Stanley, who is a professor and a critic more than a creator, sees the story from the outside. Shirley, not only as the writer but also as perhaps formerly one of those girls herself sees the story from a different, truer angle. Inside. Through. It absorbed into her quite possibly. There is no comfortable distance that allows her the safety of objective criticism at that moment. She knows the missing girl, not just the facts of the case. 

In a sports-themed movie, there is often the big training montage. It's a cliche, of course, but it's mandatory viewing to keep the fans happy. There's something similar here, but instead of running up the steps or weight training, viewers are treated to quick cuts of the author typing while reading the voiceover for what she has written, only to rip the page from the typewriter, crumble it and toss it in the floor to start over. She's determined to get the voice, the words, the tone, the girl's character right, no matter how many times she needs to trash the work to go back to square one. 

Ultimately the work pays off. When she finishes, she finally relinquishes her hold on the manuscript and allows Stanley to read it. 

Stanley: Your book is brilliant, darling. Fucking gorgeous. I don’t know how you did it. I have some notes of course.
Jackson: Of course.
Stanley: This is going to be the one. Don’t lose sight of that.
Jackson: It hurts. This one. It hurts more than the others.
Have you ever written something like that? Something that felt like you were struggling to get it out, not because of time constraints, but because of something intrinsic within you, something almost personal between the writing process and you? If you haven't, I hope you do one day. If you have, you know that feeling she is referencing. It's a sort of spiritual childbirth after a long, contracted labor that ended in an emergency C-section as the only option to get the baby out. The sheer act of putting that much intensity on paper takes something out of the writer. It's the kind of thing that can only be explained in metaphors and symbols. But it's real. 

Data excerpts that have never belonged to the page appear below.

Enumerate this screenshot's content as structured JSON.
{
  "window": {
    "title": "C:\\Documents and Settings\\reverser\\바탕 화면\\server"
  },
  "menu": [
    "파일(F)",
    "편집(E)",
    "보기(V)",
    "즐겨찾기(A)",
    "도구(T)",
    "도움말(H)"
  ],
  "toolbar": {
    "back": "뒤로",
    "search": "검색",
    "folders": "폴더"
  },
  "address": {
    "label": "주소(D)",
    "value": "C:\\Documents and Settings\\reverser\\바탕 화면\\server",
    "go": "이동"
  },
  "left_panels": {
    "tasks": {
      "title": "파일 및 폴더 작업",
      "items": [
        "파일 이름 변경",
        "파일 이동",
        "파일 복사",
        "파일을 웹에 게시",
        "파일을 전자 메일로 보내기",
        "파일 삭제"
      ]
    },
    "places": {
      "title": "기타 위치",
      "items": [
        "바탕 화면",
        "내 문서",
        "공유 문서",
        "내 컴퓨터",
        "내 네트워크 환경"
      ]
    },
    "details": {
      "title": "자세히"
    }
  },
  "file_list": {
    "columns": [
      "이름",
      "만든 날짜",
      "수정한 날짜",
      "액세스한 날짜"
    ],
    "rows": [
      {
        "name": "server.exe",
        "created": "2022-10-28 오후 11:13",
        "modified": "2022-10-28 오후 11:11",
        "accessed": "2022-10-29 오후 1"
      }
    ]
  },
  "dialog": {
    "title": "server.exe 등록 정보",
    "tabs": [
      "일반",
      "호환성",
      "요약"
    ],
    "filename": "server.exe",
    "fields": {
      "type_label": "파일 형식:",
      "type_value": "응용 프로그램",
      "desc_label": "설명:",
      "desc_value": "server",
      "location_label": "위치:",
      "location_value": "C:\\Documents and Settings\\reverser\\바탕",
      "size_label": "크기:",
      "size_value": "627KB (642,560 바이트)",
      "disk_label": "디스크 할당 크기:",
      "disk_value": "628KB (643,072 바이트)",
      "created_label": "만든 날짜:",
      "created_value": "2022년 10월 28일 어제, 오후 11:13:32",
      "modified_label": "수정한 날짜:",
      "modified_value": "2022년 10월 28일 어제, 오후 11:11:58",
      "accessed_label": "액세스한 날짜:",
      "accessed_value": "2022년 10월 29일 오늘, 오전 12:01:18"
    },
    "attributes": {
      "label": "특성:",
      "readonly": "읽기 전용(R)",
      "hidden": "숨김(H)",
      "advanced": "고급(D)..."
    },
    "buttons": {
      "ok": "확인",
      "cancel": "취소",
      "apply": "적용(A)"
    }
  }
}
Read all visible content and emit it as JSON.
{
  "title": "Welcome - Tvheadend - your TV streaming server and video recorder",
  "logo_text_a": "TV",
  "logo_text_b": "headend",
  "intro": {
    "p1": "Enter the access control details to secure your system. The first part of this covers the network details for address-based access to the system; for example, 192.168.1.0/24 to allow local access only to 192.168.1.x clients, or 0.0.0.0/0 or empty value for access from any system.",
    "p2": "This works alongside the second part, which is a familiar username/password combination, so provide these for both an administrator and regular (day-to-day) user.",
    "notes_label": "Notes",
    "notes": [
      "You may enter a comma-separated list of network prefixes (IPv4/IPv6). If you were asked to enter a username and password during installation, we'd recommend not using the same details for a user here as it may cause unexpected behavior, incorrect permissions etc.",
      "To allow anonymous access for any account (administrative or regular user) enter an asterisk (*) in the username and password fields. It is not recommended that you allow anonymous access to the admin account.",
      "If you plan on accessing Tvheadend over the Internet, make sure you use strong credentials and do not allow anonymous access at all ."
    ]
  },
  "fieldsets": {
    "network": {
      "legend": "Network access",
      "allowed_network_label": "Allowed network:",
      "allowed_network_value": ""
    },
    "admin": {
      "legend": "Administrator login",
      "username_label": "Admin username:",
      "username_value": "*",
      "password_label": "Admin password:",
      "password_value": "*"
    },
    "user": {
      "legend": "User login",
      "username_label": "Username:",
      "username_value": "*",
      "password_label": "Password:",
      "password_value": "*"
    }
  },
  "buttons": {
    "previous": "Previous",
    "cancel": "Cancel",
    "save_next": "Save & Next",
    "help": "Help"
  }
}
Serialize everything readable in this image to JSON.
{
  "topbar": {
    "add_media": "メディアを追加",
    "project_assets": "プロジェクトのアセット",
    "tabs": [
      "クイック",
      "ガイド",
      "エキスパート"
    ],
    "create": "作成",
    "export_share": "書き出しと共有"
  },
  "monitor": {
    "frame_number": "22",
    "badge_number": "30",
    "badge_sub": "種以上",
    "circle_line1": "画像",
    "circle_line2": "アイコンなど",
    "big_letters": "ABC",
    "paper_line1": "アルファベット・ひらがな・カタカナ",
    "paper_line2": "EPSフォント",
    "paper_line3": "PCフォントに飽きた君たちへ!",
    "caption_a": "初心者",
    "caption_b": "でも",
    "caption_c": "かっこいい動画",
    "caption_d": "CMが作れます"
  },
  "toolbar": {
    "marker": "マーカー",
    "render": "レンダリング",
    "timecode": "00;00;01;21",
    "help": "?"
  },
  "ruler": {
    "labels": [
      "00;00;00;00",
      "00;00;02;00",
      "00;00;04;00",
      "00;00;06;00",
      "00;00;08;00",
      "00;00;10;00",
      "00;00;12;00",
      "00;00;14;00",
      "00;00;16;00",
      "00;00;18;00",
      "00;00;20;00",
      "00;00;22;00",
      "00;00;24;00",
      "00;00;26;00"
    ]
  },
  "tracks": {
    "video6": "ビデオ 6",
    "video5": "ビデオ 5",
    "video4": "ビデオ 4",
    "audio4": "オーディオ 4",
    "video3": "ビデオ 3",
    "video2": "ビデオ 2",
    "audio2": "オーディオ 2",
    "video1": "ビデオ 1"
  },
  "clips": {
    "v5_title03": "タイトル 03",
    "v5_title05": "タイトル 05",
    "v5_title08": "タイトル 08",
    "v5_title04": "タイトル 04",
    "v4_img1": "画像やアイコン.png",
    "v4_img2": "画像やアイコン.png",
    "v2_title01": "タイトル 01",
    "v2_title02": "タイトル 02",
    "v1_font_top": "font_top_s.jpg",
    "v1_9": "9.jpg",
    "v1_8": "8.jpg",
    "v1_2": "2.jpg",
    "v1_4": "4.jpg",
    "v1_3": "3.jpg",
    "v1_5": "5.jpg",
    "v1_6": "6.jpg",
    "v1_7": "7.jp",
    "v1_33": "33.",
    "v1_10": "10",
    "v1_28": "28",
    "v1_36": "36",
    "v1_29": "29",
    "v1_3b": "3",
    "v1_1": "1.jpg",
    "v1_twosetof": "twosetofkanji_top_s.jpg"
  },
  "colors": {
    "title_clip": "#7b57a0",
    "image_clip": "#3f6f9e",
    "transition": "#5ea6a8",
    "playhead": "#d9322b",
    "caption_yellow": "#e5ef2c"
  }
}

The last bit is something this movie plays up to a hyperbolic level -- it's the myth of the eccentric writer. It's almost as if the screenwriter took every cliche about writers that non-writers believe. You never know what they'll say. You can't take 'em out in public. They are all drunken and unsociable loners. And so on. Ad naseum. Spew. Spew. Spew. 

I cry BS. Just getting to know a few writers will correct you of this mindset quickly. Sure, we can still be eccentric, but more in a collecting first editions or reading RPG manuals kind of way. And the folks I know are some of the best souls on the planet. We laugh together, talk together, have one another's backs. 

But yeah, we do drink together too. Maybe that part of the myth is true.